Masyarakat sipil memandang bahwa proses aksesi ini sebagai momentum strategis untuk mereformasi tata kelola kebijakan fiskal dan praktik bisnis di Indonesia. Oleh karena itu, keterlibatan masyarakat sipil adalah langkah krusial untuk memastikan bahwa reformasi penganggaran dan fiskal tidak hanya memenuhi standar formal, tetapi juga memperkuat akuntabilitas publik, keadilan distribusi anggaran, serta perlindungan kelompok rentan. Tanpa partisipasi publik yang memadai, reformasi tersebut berisiko berjalan secara elitis. Pengalaman berbagai negara menunjukkan minimnya dialog multipihak dalam fase review dapat menciptakan kesenjangan antara komitmen internasional dengan realitas implementasi di dalam negeri.

Poin tersebut menjadi salah satu pembahasan dalam pertemuan dengan Kementerian Koordinator Bidang Perekonomian (Kemenko Ekon) RI pada Kamis, 5 Maret 2026 di kantor Kemenko Ekon, Jakarta Pusat. Koalisi masyarakat sipil berdialog bersama Deputi II Kerja Sama Investasi & Ekonomi Kemenko Ekon RI Edi Prio Pambudi, Asisten Deputi Kerja Sama Ekonomi Multilateral Kemenko Ekon RI Ferry Ardiyanto, serta tim lainnya.

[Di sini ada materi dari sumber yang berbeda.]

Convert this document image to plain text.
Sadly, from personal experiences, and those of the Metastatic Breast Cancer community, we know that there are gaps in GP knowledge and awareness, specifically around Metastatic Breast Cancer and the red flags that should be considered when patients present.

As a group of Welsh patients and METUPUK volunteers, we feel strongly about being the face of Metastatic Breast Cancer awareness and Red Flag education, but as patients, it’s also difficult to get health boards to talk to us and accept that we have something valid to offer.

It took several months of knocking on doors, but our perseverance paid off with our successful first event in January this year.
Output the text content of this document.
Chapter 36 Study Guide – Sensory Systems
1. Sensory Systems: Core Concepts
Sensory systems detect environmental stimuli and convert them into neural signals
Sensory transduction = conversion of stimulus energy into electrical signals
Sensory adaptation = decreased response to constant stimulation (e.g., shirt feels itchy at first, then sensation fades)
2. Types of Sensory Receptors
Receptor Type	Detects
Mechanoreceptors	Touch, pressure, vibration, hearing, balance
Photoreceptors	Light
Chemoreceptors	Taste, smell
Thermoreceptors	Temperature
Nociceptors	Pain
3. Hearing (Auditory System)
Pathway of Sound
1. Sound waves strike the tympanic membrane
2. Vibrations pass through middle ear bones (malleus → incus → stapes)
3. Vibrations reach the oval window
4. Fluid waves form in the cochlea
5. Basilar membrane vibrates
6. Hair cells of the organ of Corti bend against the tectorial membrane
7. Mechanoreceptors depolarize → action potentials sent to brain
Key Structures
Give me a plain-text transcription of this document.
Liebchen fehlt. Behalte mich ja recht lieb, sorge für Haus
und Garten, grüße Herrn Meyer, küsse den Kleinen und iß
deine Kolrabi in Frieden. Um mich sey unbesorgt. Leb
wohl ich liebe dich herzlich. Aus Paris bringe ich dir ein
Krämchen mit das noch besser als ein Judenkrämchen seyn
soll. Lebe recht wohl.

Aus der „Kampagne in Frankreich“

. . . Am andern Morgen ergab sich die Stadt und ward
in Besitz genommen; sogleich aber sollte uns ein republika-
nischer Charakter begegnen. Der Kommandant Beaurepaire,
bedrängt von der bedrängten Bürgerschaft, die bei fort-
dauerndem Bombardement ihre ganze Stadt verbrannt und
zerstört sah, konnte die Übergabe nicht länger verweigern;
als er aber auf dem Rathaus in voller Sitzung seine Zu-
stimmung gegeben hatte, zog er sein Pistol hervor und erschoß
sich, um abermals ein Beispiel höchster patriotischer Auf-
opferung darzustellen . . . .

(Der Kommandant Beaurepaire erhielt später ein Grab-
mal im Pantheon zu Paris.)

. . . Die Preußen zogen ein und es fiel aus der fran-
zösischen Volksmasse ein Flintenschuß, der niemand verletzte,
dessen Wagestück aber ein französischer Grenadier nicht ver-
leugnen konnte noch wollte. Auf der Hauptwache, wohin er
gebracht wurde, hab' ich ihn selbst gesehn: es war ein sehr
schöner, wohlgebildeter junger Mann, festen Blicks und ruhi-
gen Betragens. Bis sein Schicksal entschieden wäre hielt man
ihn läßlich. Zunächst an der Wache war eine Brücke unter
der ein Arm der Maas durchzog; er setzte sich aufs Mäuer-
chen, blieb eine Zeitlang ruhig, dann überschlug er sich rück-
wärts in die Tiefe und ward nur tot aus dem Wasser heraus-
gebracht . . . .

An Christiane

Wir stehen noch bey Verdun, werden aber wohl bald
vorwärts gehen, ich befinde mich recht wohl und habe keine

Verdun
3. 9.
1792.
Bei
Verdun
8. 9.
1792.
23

Secara umum, pertemuan ini menjadi forum konsolidasi antara masyarakat sipil dengan Tim Nasional OECD untuk mengetahui perkembangan aksesi Indonesia ke OECD, membahas kesiapan dan tingkat kepatuhan (compliance) Indonesia dalam aspek penganggaran dan fiskal, hingga menyampaikan aspirasi masyarakat sipil untuk memperkuat kebijakan di berbagai sektor. Masyarakat sipil yang hadir dan tergabung dalam koalisi memiliki ekspertis sektoral yang beragam, di antaranya INFID (fiskal dan pembangunan), The PRAKARSA (pajak, kesejahteraan sosial), PWYP Indonesia (bisnis yang bertanggungjawab), ICEL (lingkungan), IBP (transparansi anggaran), Migrant Care (pekerja migran), ada pula isu gender dan anti-korupsi.

Saat ini, proses aksesi berada di tahap peninjauan teknis (technical review) atas initial memorandum yang telah diserahkan pemerintah RI kepada OECD pada Juni 2025. Secara sederhana, initial memorandum adalah dokumen self-assessment atau penilaian mandiri dari Pemerintah RI apakah regulasi Indonesia selaras dengan standar-standar OECD. Fase peninjauan teknis adalah tahapan penilaian kepatuhan dari komite-komite OECD untuk menghimpun keselarasan informasi atas hasil asesmen mandiri tersebut, melalui koordinasi lintas sektor kementerian/lembaga. Masyarakat sipil menilai fase ini krusial untuk melibatkan publik.
Dengan pendekatan berbasis bukti dan kolaborasi multipihak, forum ini diharapkan dapat memperkuat kontribusi masyarakat sipil dalam memastikan aksesi OECD berjalan secara transparan, inklusif, dan berorientasi pada kepentingan publik.